Cuando muere un grande de las artes, queda un vacío en el que se acumulan sentimientos de distinta índole: aflicciones, envidias, nostalgias, infundios, soledades inmensas, conjeturas, críticas, elogios, desesperanzas por aquello que pudo ser y no fue porque el tiempo se agotó de pronto.
Todo aquello cae en ese hueco sórdido que se abre con la llegada de la muerte y que se va cerrando de forma muy lenta con el paso de los días, meses o incluso años.
Estoy convencido de que el vacío de Gabriel García Márquez se abrió antes de tiempo, quizás muchos años atrás cuando escribió sus mejores obras.
La vida de ‘Cien años de soledad’, la enorme novela que lo consagró, empezó con el rechazo (o el olvido de Seix Barral según las distintas versiones) del manuscrito de la novela. De todos modos aquel fue uno de los grandes errores editoriales de la historia.
Más adelante llegaron las desavenencias del escritor con la editorial Oveja Negra en medio del fulgurante éxito comercial de la historia de Macondo y la extensa familia Buendía. Pero como la ventura en muchas ocasiones suele arrastrar también desventuras, la carrera literaria del colombiano quedó marcada a hierro por la presencia implacable, casi omnisciente de esta obra completa, redonda, rotunda, inabarcable e irrepetible.
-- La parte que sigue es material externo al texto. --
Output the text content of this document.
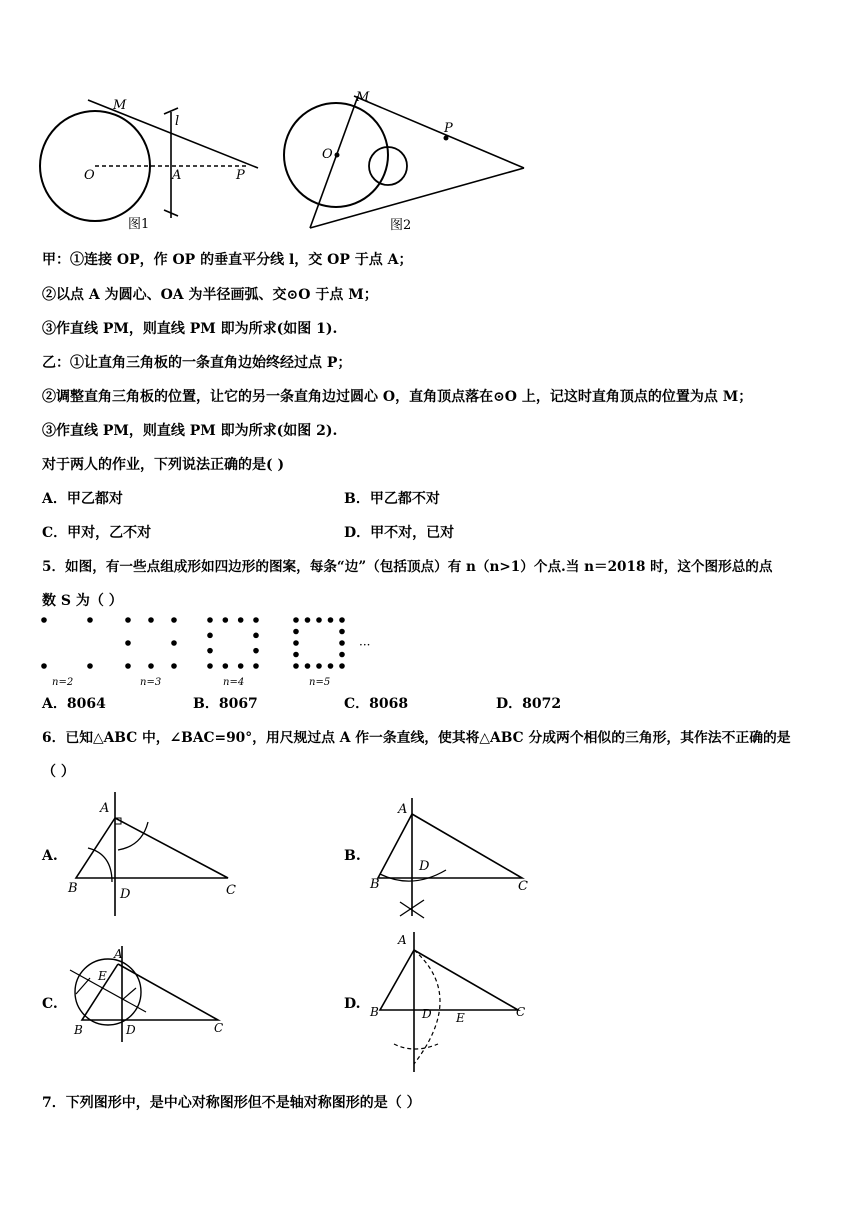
M
l
O	A	P
图1
M
P
O
图2
甲：①连接 OP，作 OP 的垂直平分线 l，交 OP 于点 A；
②以点 A 为圆心、OA 为半径画弧、交⊙O 于点 M；
③作直线 PM，则直线 PM 即为所求(如图 1).
乙：①让直角三角板的一条直角边始终经过点 P；
②调整直角三角板的位置，让它的另一条直角边过圆心 O，直角顶点落在⊙O 上，记这时直角顶点的位置为点 M；
③作直线 PM，则直线 PM 即为所求(如图 2).
对于两人的作业，下列说法正确的是( )
A．甲乙都对	B．甲乙都不对
C．甲对，乙不对	D．甲不对，已对
5．如图，有一些点组成形如四边形的图案，每条“边”（包括顶点）有 n（n>1）个点.当 n＝2018 时，这个图形总的点
数 S 为（ ）
···
n=2	n=3	n=4	n=5
A．8064	B．8067	C．8068	D．8072
6．已知△ABC 中，∠BAC=90°，用尺规过点 A 作一条直线，使其将△ABC 分成两个相似的三角形，其作法不正确的是
（ ）
A.	B.
C.	D.
A
B	D	C
A
B
D
C
A
E
B	D	C
A
B	D E	C
7．下列图形中，是中心对称图形但不是轴对称图形的是（ ）
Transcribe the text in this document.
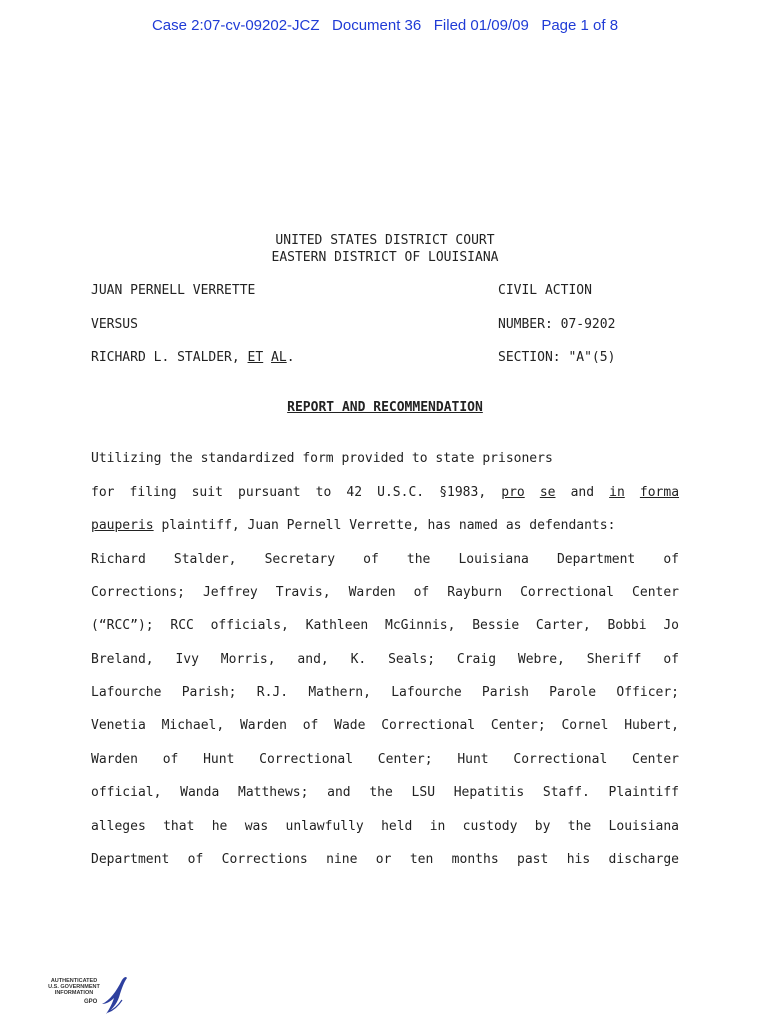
Case 2:07-cv-09202-JCZ   Document 36   Filed 01/09/09   Page 1 of 8
UNITED STATES DISTRICT COURT
EASTERN DISTRICT OF LOUISIANA
JUAN PERNELL VERRETTE	CIVIL ACTION
VERSUS	NUMBER: 07-9202
RICHARD L. STALDER, ET AL.	SECTION: "A"(5)
REPORT AND RECOMMENDATION
Utilizing the standardized form provided to state prisoners
for filing suit pursuant to 42 U.S.C. §1983, pro se and in forma
pauperis plaintiff, Juan Pernell Verrette, has named as defendants:
Richard Stalder, Secretary of the Louisiana Department of
Corrections; Jeffrey Travis, Warden of Rayburn Correctional Center
(“RCC”); RCC officials, Kathleen McGinnis, Bessie Carter, Bobbi Jo
Breland, Ivy Morris, and, K. Seals; Craig Webre, Sheriff of
Lafourche Parish; R.J. Mathern, Lafourche Parish Parole Officer;
Venetia Michael, Warden of Wade Correctional Center; Cornel Hubert,
Warden of Hunt Correctional Center; Hunt Correctional Center
official, Wanda Matthews; and the LSU Hepatitis Staff. Plaintiff
alleges that he was unlawfully held in custody by the Louisiana
Department of Corrections nine or ten months past his discharge
AUTHENTICATED
U.S. GOVERNMENT
INFORMATION
GPO
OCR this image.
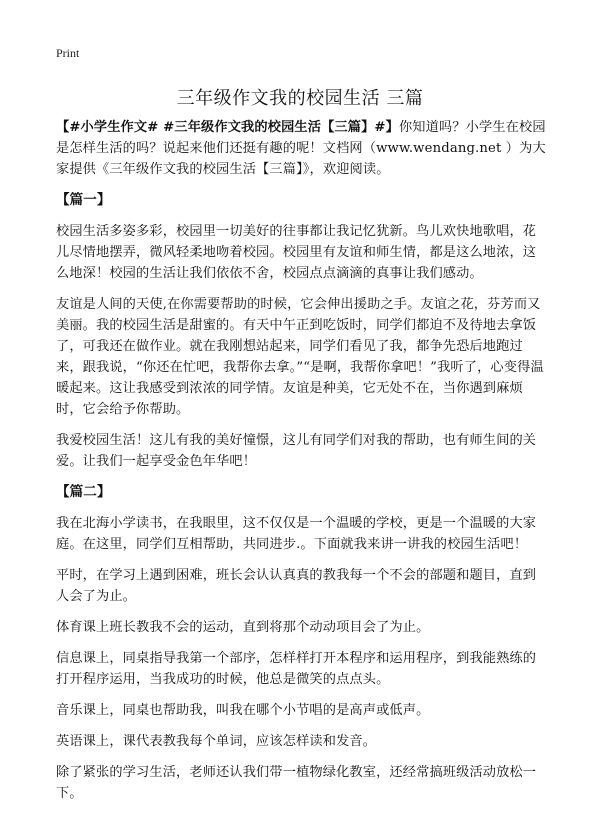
Print
三年级作文我的校园生活 三篇

【#小学生作文# #三年级作文我的校园生活【三篇】#】你知道吗？小学生在校园是怎样生活的吗？说起来他们还挺有趣的呢！文档网（www.wendang.net ）为大家提供《三年级作文我的校园生活【三篇】》，欢迎阅读。

【篇一】

校园生活多姿多彩，校园里一切美好的往事都让我记忆犹新。鸟儿欢快地歌唱，花儿尽情地摆弄，微风轻柔地吻着校园。校园里有友谊和师生情，都是这么地浓，这么地深！校园的生活让我们依依不舍，校园点点滴滴的真事让我们感动。

友谊是人间的天使,在你需要帮助的时候，它会伸出援助之手。友谊之花，芬芳而又美丽。我的校园生活是甜蜜的。有天中午正到吃饭时，同学们都迫不及待地去拿饭了，可我还在做作业。就在我刚想站起来，同学们看见了我，都争先恐后地跑过来，跟我说，“你还在忙吧，我帮你去拿。”“是啊，我帮你拿吧！”我听了，心变得温暖起来。这让我感受到浓浓的同学情。友谊是种美，它无处不在，当你遇到麻烦时，它会给予你帮助。

我爱校园生活！这儿有我的美好憧憬，这儿有同学们对我的帮助，也有师生间的关爱。让我们一起享受金色年华吧！

【篇二】

我在北海小学读书，在我眼里，这不仅仅是一个温暖的学校，更是一个温暖的大家庭。在这里，同学们互相帮助，共同进步.。下面就我来讲一讲我的校园生活吧！

平时，在学习上遇到困难，班长会认认真真的教我每一个不会的部题和题目，直到人会了为止。

体育课上班长教我不会的运动，直到将那个动动项目会了为止。

信息课上，同桌指导我第一个部序，怎样样打开本程序和运用程序，到我能熟练的打开程序运用，当我成功的时候，他总是微笑的点点头。

音乐课上，同桌也帮助我，叫我在哪个小节唱的是高声或低声。

英语课上，课代表教我每个单词，应该怎样读和发音。

除了紧张的学习生活，老师还认我们带一植物绿化教室，还经常搞班级活动放松一下。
Una novela tan poderosa que eclipsó no sólo la obra posterior de su propio autor, sino también una buena parte de la ficción que vio la luz en esos tiempos.
Pero a pesar de que la vara sobrevolaba demasiado alta, García Márquez entregó a la literatura nuevas obras de extraordinario valor: ‘Los funerales de la mama grande’, ‘Relato de un náufrago’, ‘La increíble y triste historia de la cándida Eréndida y de su abuela desalmada’, ‘Ojos de perro azul’, El coronel no tiene quien le escriba’, ‘El otoño del patriarca’, ‘Crónica de una muerte anunciada’, ‘El amor en los tiempos del cólera’, ‘Doce cuentos peregrinos’, ‘El general en su laberinto’… La calidad de sus libros posteriores, especialmente los más recientes, decayó de forma notoria. Apenas se distinguen allí aromas fugaces del pasado, trazos dispersos y formas barnizadas por la añoranza, pero en general se trata de libros prescindibles, olvidables en muchos casos.
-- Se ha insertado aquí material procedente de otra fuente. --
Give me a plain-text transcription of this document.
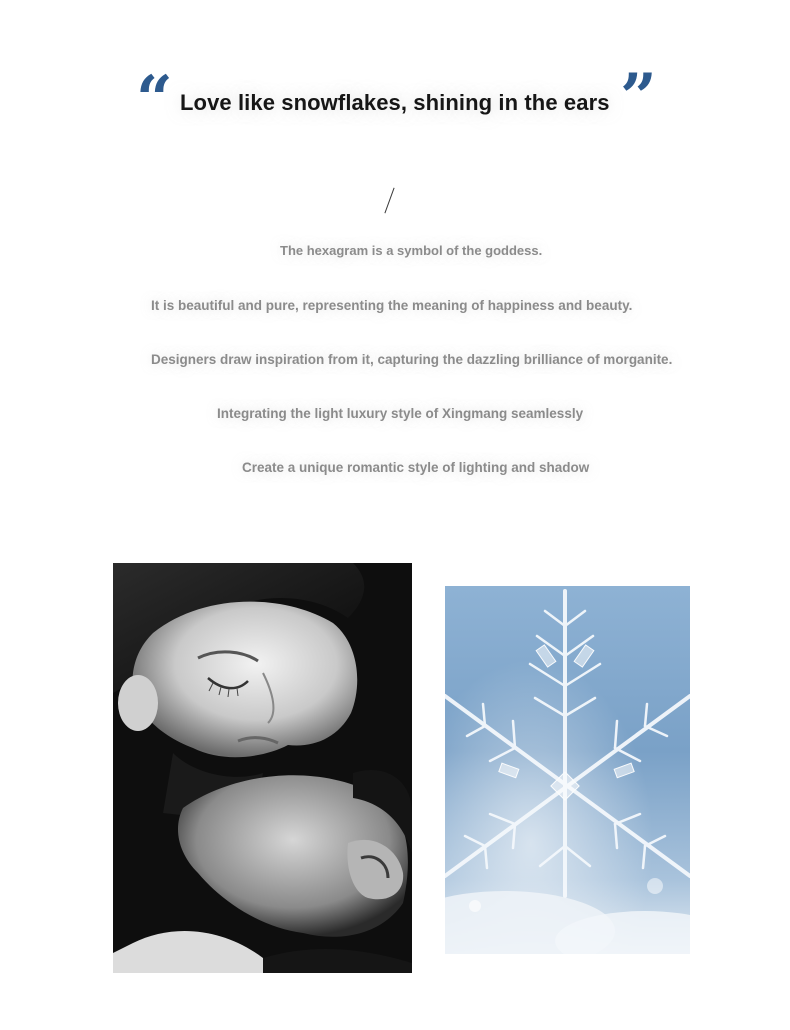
“ Love like snowflakes, shining in the ears ”
The hexagram is a symbol of the goddess.
It is beautiful and pure, representing the meaning of happiness and beauty.
Designers draw inspiration from it, capturing the dazzling brilliance of morganite.
Integrating the light luxury style of Xingmang seamlessly
Create a unique romantic style of lighting and shadow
La obra esencial de García Márquez, la de aquellos tiempos, durará posiblemente lo que dure el ser humano.
En las nuevas generaciones muchas personas se contagiarán del virus maravilloso de la lectura descubriendo tan sólo frases como esta: “Muchos años después, frente al pelotón de fusilamiento, el coronel Aureliano Buendía había de recordar aquella tarde remota en que su padre lo llevó a conocer el hielo.” Y comprenderán entonces que la última gota de tinta de una obra de tal magnitud, será siempre la primera letra de todas las historias que vendrán.